When McClellan had been relieved by Grant, and the new leader of the Union forces was fighting the stubbornly contested campaign of the Wilderness, President Lincoln again sent for Douglass, to confer with him with reference to bringing slaves in the rebel States within the Union lines, so that in the event of premature peace as many slaves as possible might be free. Douglass undertook, at the President's suggestion, to organize a band of colored scouts to go among the negroes and induce them to enter the Union lines. The plan was never carried out, owing to the rapid success of the Union arms; but the interview greatly impressed Douglass with the sincerity of the President's conviction against slavery and his desire to see the war result in its overthrow. What the colored race may have owed to the services, in such a quarter, of such an advocate as Douglass, brave, eloquent, high-principled, and an example to Lincoln of what the enslaved race was capable of, can only be imagined. That Lincoln was deeply impressed by these interviews is a matter of history.

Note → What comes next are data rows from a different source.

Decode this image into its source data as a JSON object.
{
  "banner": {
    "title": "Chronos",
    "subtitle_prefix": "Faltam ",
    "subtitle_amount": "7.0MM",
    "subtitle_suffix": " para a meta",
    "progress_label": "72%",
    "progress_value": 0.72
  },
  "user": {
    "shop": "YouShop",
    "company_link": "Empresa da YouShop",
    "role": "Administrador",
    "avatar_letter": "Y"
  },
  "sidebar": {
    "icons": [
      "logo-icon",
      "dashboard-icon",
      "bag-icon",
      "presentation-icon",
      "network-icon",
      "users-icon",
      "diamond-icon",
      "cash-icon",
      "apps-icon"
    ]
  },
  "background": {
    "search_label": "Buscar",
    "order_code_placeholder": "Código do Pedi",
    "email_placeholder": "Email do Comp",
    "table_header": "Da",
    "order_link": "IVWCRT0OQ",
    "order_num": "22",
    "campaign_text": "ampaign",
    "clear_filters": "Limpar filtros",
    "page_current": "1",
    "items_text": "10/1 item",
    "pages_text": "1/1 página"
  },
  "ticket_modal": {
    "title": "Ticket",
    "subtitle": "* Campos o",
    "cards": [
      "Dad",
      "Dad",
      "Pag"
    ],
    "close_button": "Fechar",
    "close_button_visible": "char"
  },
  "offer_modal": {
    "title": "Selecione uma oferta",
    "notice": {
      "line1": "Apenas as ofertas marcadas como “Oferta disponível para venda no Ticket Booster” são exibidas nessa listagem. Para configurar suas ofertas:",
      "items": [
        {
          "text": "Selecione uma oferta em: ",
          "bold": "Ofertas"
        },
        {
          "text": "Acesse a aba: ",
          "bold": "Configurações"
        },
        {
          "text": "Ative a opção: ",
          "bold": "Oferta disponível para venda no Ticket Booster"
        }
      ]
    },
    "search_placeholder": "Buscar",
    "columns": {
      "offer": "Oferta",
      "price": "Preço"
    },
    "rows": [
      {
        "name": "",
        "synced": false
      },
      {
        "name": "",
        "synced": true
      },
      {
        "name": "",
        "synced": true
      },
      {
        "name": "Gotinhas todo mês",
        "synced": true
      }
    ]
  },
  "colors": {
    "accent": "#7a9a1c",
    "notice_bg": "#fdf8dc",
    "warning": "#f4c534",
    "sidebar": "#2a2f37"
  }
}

Douglass supported vigorously the nomination of Lincoln for a second term, and was present at his [March 4] inauguration. And a few days later, while the inspired words of the inaugural address, long bracketed with the noblest of human utterances, were still ringing in his ears, he spoke at the meeting held in Rochester to mourn the death of the martyred President, and made one of his most eloquent and moving addresses. It was a time that wrung men's hearts, and none more than the strong-hearted man's whose race had found its liberty through him who lay dead at Washington, slain by the hand of an assassin whom slavery had spawned.